Doktor Hanım:
Kendini, geçmişini, çocukluk anılarını düşünmek bile onun için adeta bir lüksmüş demek ki. Demek başkaları yok sayarsa insanlar da kendilerini yok sayıyor. Sen de bana çok önemli bir şey daha öğrettin Salih Kardeş. İnsan hayatı sadece okuyarak öğrenemiyormuş. Asıl kitap hayatın içinde. Ama en çok da insan denen bu muhteşem varlığın içinde.
***
- Genç biri gelmişti bana, karısını öldüren. Elimi sıkmamıştı. Ben katilim kirliyim, pisliğimi size bulaştıramam demişti.
- Öyle dedi ha.
- Garip kardeş, ben isteyerek ya da istemeyerek adam öldürmüş insanlar tanıyorum. Kendini gerçekten affedebileni hiç görmedim. Ölene kadar unutmazlar yaptıklarını.
- Ben onu zaten unutmayacağım ki!
- Bence de onu unutma. Yaşanan bunca güzellikler unutulmamalı.
- Keşke biraz daha cesur olabilsen.
- Şimdi de korkak mı olduk bacım?
- Öylesin, çünkü korkak insanlar adam öldürür. Cesur ve kendine güvenen insanlar nefs-i müdafaa dışında başkalarına zarar vermezler. Hele ortada böyle bir eşitsizlik varsa. Sen gerçekten bir öfkenin esiri olacak insan mısın? Ayrıca yıllardır içinde yaşadığın alemin insanlarına da pek benzemiyorsun.
- Doğrudur, pek benzemem.
- Öyleyse cesur ol Garip Kardeş.O alemin kurallarını değil, kendi kurallarını uygula.
- Peki içimdeki bu yanıgını ne yapacağız?
- Çocukluğunda maruz kaldığın acıların, haksızlıkların, seni sevmesi gereken ama sevmeyen insanların bıraktığı boşlukların, yaşadığın istismarların bedelini bu kıza mı ödeteceksin? Annenin ölümüyle beraber hissettiğin terkedilme duygusunun acısını bu kızdan mı çıkaraksın?
***
Stajyer Psikiyatrist/Psikoterapist:
Sonunda kabul etti annenin gittiğini. Artık inkar etmiyor. Peki bu vedasız gidiş kabullenebildi mi küçücük yüreğin Osman?
Doktor Hanım:
Vedalar zordur, hele gidenin geri dönmeyeceğinden eminsek. Hele bir de hoşçakal diyemediysek.
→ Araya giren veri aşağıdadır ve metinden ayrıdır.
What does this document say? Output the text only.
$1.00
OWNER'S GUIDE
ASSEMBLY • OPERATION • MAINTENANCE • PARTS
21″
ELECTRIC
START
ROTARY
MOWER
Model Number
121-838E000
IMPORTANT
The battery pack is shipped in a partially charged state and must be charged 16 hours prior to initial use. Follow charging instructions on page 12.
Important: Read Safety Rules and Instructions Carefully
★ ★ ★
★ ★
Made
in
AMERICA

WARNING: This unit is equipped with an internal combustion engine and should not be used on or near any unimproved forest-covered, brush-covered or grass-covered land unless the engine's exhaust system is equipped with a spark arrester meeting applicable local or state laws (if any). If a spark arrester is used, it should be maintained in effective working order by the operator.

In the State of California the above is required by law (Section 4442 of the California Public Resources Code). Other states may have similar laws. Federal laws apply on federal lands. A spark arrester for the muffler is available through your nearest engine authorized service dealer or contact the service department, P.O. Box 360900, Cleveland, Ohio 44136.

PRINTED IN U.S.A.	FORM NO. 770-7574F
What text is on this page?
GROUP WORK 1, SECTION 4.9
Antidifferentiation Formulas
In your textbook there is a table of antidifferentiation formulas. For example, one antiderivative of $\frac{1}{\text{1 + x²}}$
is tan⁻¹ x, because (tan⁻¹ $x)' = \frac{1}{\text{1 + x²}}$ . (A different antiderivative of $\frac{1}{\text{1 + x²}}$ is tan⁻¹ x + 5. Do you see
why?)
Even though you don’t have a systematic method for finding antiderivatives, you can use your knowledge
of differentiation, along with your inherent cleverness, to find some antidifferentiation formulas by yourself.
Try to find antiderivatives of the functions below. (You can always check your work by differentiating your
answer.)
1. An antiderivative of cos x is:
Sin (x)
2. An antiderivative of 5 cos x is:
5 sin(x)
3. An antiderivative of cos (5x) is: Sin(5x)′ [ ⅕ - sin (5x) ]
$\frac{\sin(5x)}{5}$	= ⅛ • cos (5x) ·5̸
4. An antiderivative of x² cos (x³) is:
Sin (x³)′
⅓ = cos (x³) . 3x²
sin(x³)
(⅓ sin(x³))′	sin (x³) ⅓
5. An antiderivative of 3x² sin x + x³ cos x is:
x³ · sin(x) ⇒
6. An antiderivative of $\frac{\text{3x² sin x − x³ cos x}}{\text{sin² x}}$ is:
Aklımız kabul etse de kalbimiz direnir anlamaya. Vedaya hazır olmak diye bir şey var mı gerçekten?
İnsan bile bile lades derken susturabilir mi yüreğini? Peki nedir bu işin çaresi? Her anı son an gibi yaşamak mı? Yoksa içinde olduğun o anın hiç bitmeyeceğine inanmak mı?
***
Piraye Hanım, Akif Bey:
(Valizini bile sığdıramamış hiçbir yere.
Doğru söylüyorsun Akif, hiçbir zararın yok ki senin insanlara. İnsanların dünyalarında yer almadığın, kendine bir yer bulamadığın için taşımıyor musun eşyalarını o valizde?)
- Peki o valizin içinde ne var Akif Bey?
- Eşyalarım.
- Gittiğiniz her yere götürdüğünüz eşyalarınız mı?
- Ama ben mecburen götürüyorum. Benim evim yok ki. Yani o nedenle ben eşyalarımı yanımda taşıyorum. Evim yok.
- Eviniz varken de taşıyordunuz, öyle değil mi? Akif Bey valizinizle beraber yaşamanız, gittiğiniz her yere onu götürmeniz sizden başka hiç kimsenin hayatını etkilemez. Mesele valiz değil gibi geliyor bana. Siz sanki insanların acımasızlığından, iftiralarından, bu değersiz görünme hissinden kendinizi korumak için taşıyorsunuz bu valizi. Tüm bu eşyaları da bunun için biriktiriyorsunuz sanki. Bu sizin hayatınızı koruma biçimi olmuş... biriktirmek. Ama bana öyle geliyor ki bu biriktirme hali sizin hayatınızı yaşamanızı engelliyor.